The family overcame many obstacles as a result of the migration — poverty, homelessness, lack of education, lack of healthcare, and lack of access to resources, among others.
Despite these challenges, Mahbooba completed her high school education, while learning English and Urdu, the official language of Pakistan.
In 2001, when the US military intervened in Afghanistan and defeated the Taliban, the family longed to come back to their home country, eventually returning home in 2007 when living conditions had vastly improved.
Less than a year later, Mahbooba was happily married, had completed her bachelor’s degree in criminal law, and was working for women’s rights organisations, all while celebrating the birth of her first son.
This was before her dreams came crashing down.

After she returned to university to complete her masters degree in international law, Mahbooba recalls the “heartbreaking” day she was en route to university to defend her dissertation research for her masters, when she received an alarming phone call.
“I thought that was the end of life, because it took us nearly two decades to work very hard, to study, to face all the challenges, to cross all the barriers, and to be the person that we wanted to be.
“We worked a lot for our goals. The dreams that I had since my childhood, the dream of becoming a lawyer in the future, all just wiped out in a blink of an eye.”
That day marked one of the toughest moments for the family. Making the decision to once again flee their home country, Mahbooba was forced to leave behind their family home, taking just one backpack as a memory of the life she was again having to abandon.

“In the period of 20 years, we worked tirelessly, to build a beautiful house for ourselves and from that huge house I took only one backpack.”
With Irish visas secured, the family went into hiding for a week before making the risky journey to the airport, heightened by the sense of chaos in the country. Mahbooba said:
Amid the severe overcrowding and sheer panic in the airport, the family were among hundreds of hopefuls that successfully secured a spot on a plane headed out of the country, all huddled together to fit as many people in as they could.

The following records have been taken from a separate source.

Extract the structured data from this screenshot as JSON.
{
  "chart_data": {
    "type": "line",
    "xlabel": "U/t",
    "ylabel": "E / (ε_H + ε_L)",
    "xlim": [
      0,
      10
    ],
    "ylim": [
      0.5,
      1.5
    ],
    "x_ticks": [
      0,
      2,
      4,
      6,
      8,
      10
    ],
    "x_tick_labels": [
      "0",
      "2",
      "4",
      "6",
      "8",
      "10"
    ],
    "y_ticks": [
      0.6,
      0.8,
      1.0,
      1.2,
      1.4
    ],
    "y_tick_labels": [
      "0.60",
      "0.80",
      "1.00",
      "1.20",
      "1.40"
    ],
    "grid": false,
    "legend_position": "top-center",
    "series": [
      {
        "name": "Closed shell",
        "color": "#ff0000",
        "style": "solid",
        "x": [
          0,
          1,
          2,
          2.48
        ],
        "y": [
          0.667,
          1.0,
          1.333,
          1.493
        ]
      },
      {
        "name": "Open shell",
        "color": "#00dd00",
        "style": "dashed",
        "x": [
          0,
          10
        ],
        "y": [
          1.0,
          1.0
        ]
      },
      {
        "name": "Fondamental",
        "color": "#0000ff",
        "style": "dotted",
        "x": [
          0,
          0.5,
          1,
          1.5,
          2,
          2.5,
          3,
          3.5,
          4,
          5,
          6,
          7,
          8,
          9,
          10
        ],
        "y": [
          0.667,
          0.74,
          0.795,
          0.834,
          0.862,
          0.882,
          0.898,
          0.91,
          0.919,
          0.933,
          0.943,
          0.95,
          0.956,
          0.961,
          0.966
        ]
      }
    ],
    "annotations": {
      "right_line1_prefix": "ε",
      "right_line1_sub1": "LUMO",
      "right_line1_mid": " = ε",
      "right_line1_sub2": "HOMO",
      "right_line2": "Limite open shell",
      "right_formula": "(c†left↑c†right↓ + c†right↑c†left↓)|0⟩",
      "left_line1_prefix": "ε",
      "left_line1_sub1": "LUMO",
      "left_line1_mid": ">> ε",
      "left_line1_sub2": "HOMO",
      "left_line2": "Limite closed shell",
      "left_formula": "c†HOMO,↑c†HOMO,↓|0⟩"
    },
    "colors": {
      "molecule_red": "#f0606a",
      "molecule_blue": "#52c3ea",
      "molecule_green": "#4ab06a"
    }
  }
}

The family travelled to Doha and Germany before landing in Ireland, where they were housed in a direct provision centre in Mosney, Co Meath, for three months.

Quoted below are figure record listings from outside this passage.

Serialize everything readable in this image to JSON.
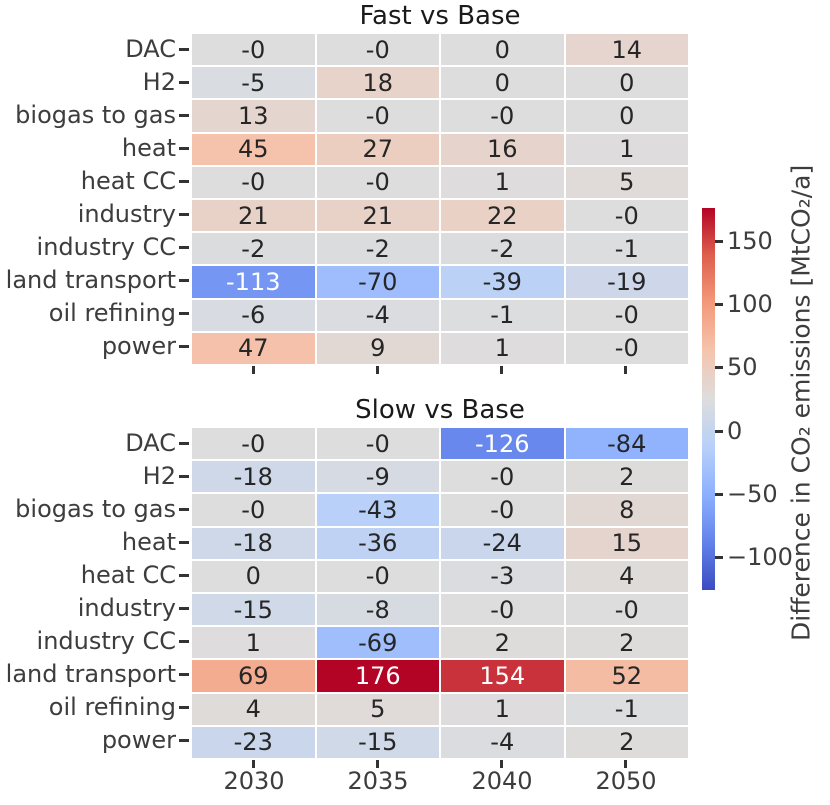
{
  "chart_data": {
    "type": "heatmap",
    "categories_x": [
      "2030",
      "2035",
      "2040",
      "2050"
    ],
    "categories_y": [
      "DAC",
      "H2",
      "biogas to gas",
      "heat",
      "heat CC",
      "industry",
      "industry CC",
      "land transport",
      "oil refining",
      "power"
    ],
    "panels": [
      {
        "title": "Fast vs Base",
        "values": [
          [
            "-0",
            "-0",
            "0",
            "14"
          ],
          [
            "-5",
            "18",
            "0",
            "0"
          ],
          [
            "13",
            "-0",
            "-0",
            "0"
          ],
          [
            "45",
            "27",
            "16",
            "1"
          ],
          [
            "-0",
            "-0",
            "1",
            "5"
          ],
          [
            "21",
            "21",
            "22",
            "-0"
          ],
          [
            "-2",
            "-2",
            "-2",
            "-1"
          ],
          [
            "-113",
            "-70",
            "-39",
            "-19"
          ],
          [
            "-6",
            "-4",
            "-1",
            "-0"
          ],
          [
            "47",
            "9",
            "1",
            "-0"
          ]
        ]
      },
      {
        "title": "Slow vs Base",
        "values": [
          [
            "-0",
            "-0",
            "-126",
            "-84"
          ],
          [
            "-18",
            "-9",
            "-0",
            "2"
          ],
          [
            "-0",
            "-43",
            "-0",
            "8"
          ],
          [
            "-18",
            "-36",
            "-24",
            "15"
          ],
          [
            "0",
            "-0",
            "-3",
            "4"
          ],
          [
            "-15",
            "-8",
            "-0",
            "-0"
          ],
          [
            "1",
            "-69",
            "2",
            "2"
          ],
          [
            "69",
            "176",
            "154",
            "52"
          ],
          [
            "4",
            "5",
            "1",
            "-1"
          ],
          [
            "-23",
            "-15",
            "-4",
            "2"
          ]
        ]
      }
    ],
    "colorbar": {
      "label": "Difference in CO₂ emissions [MtCO₂/a]",
      "tick_labels": [
        "150",
        "100",
        "50",
        "0",
        "−50",
        "−100"
      ],
      "tick_values": [
        150,
        100,
        50,
        0,
        -50,
        -100
      ],
      "vmin": -126,
      "vmax": 176
    },
    "color_norm": {
      "center": 0,
      "color_vmin": -176,
      "color_vmax": 176
    },
    "legend_position": "right",
    "grid": false
  },
  "colors": {
    "background": "#ffffff",
    "annotation_text": "#262626",
    "annotation_text_light": "#ffffff",
    "tick_label_text": "#3d3d3d",
    "title_text": "#1a1a1a",
    "cmap_name": "coolwarm",
    "cmap_anchors": [
      {
        "t": 0.0,
        "color": "#3b4cc0"
      },
      {
        "t": 0.125,
        "color": "#6282ea"
      },
      {
        "t": 0.25,
        "color": "#8db0fe"
      },
      {
        "t": 0.375,
        "color": "#b8d0f9"
      },
      {
        "t": 0.5,
        "color": "#dddddd"
      },
      {
        "t": 0.625,
        "color": "#f5c4ad"
      },
      {
        "t": 0.75,
        "color": "#f49a7b"
      },
      {
        "t": 0.875,
        "color": "#de604d"
      },
      {
        "t": 1.0,
        "color": "#b40426"
      }
    ]
  }
}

They were then offered a community house in Waterford, where they reside today.
Mahbooba is currently enrolled in University College Cork (UCC) for her second masters degree in law, while working as a legal secretary in Cork City law firm RDJ.
“I’m immensely grateful that we are able to live a peaceful life and my son is growing up in a peaceful country,” she said.

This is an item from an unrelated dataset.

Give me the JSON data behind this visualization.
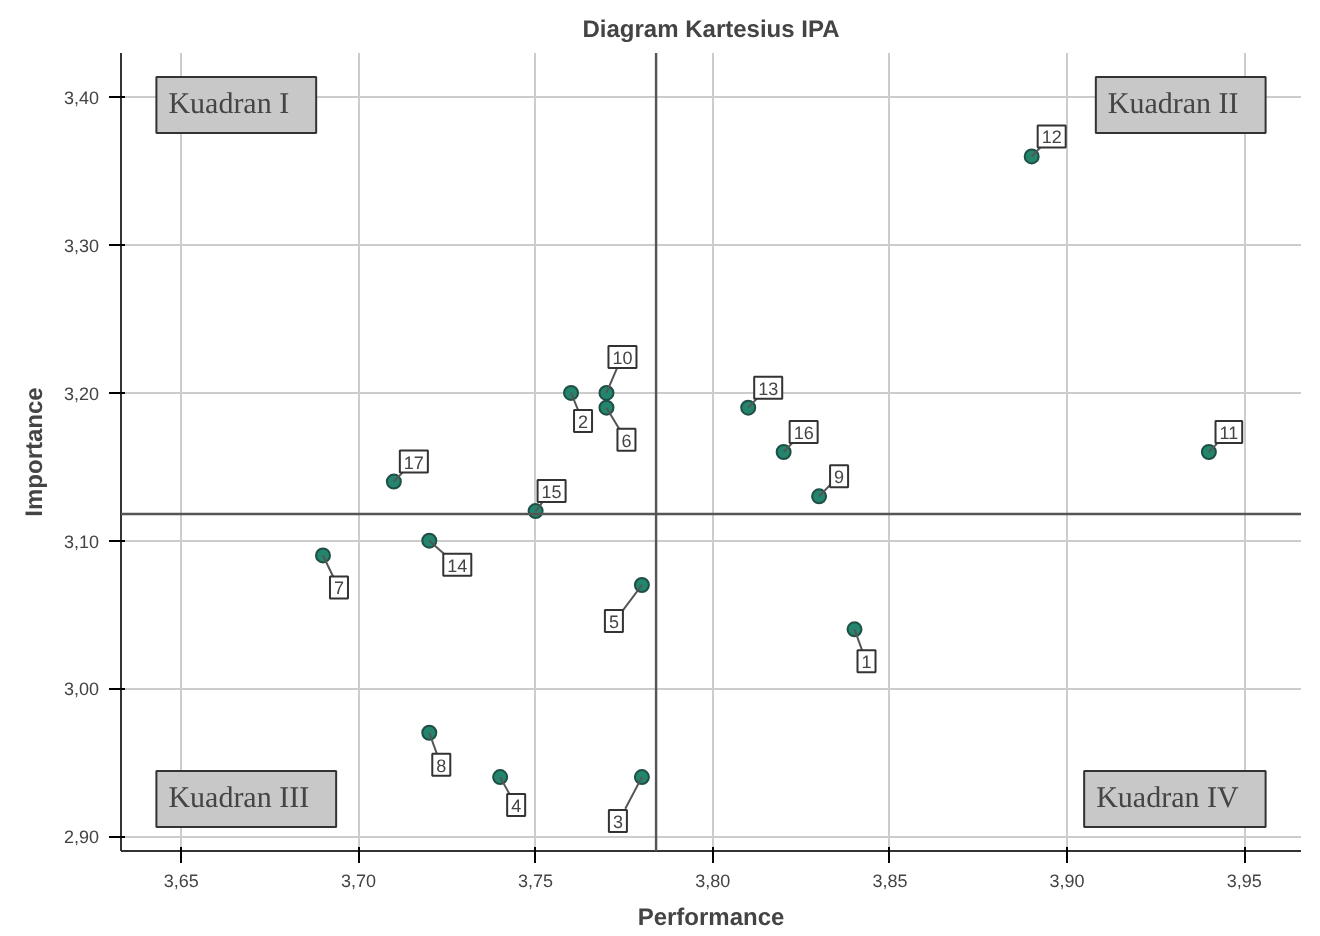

“He’s able to get a good quality education in Ireland. I’m able to work here, to have the freedom of choice, I’m able to travel without any male chaperone, and I’m able to wear the clothes that I like to.
“At the same time, I’m very, very sad about women in Afghanistan who are deprived of all these basic rights.”
This compassion and understanding for her country’s history led Mahbooba to discover the United Against Gender Apartheid campaign, which has been launched globally by a group of Afghan and Iranian women’s rights activists.

The group of like-minded individuals aim to raise awareness and push for the term “gender apartheid” to be incorporated in Article 2 of the draft Crimes Against Humanity Convention.
As of April 2024, 10 UN member states have expressed openness to exploring the codification of the crime of gender apartheid in the treaty.
Although Ireland has spoken in favour of this decision, as of now it has yet to directly support the inclusion of gender apartheid as a crime against humanity.
“Women’s rights activists and United Nations experts believe that the way the Taliban are treating women is more than just the discrimination against women,” Mahbooba added. “It is the dehumanisation of women.”
She hopes that the term is either included in the convention or criminalised in order to “hold the Taliban accountable” for the persistent mistreatment of women.
“It’s not only an issue for Afghan women or Iranian women, but it can also happen everywhere,” Mahbooba told the Irish Examiner.
“We urge the Irish Government not to forget the women of Afghanistan.”